- Dutch: Donna: vrouwen in verzet
- Literally: Donna: Women in revolt
- Directed by: Yvonne Scholten
- Written by: Yvonne Scholten
- Edited by: Yvonne Scholten
- Production company: IKON TV
- Distributed by: The Eye Filmmuseum
- Release date: 1980;
- Running time: 66 minutes
- Country: Netherlands
- Language: Italian

= Donna: Women in Revolt =

1980 documentary film

Donna: Women in Revolt (Dutch: Donna: Vrouwen in verzet) is a documentary film from 1980 directed by Yvonne Scholten. The film is part of the second feminist movement and was distributed by the Amsterdam Feminist Film Collective Cinemien. The film's starting point is the attack on 9 January 1979 by a fascist commando on Radio Donna, a feminist radio station in Rome. The film is a documentary that depicts 80 years of women's resistance based on archive footage and interviews. The documentary shows how Italian women resisted the church, the Christian Democrats, patriarchy and Mussolini. The film has been restored by the programme A Season of Classics supported by Creative Europe. Since its restoration, it has been screener in many festivals and cinematheques in Europe, for example in Rome, Milano, Düsseldorf, Amsterdam and Lugano at the Film Festival Diritti Umani Lugano.

==Background==
Yvonne Scholten is a journalist and documentary director.

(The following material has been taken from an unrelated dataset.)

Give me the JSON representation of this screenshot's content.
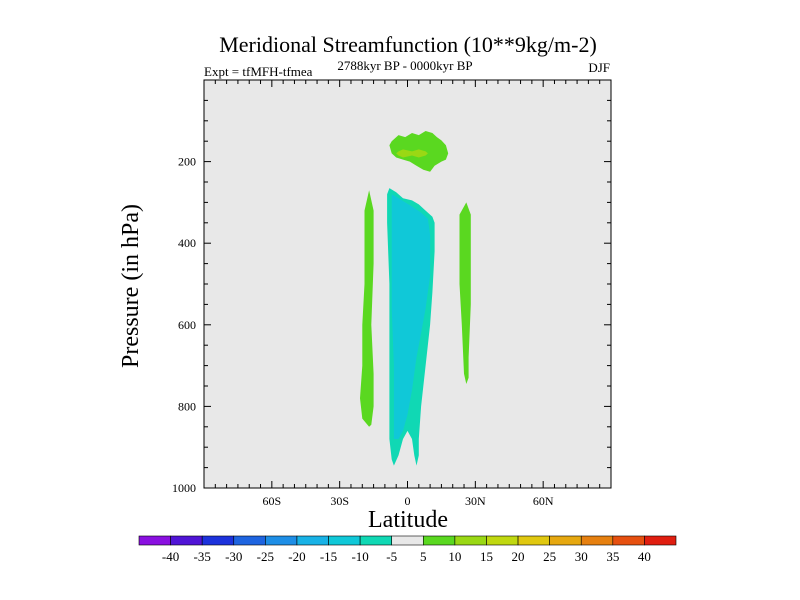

In the 1970s and 1980s, she was a correspondent in Italy for Dutch broadcasters and newspapers. Yvonne Scholten used the method of oral history to gather women's points of view on their own history and their fight for recognition and rights. DONNA is her unique film. She then worked as an editor for Dutch TV until 2004.

==Reception==
The film was broadcast on the Dutch IKON TV and distributed in the Netherlands by the Collective Cinemien.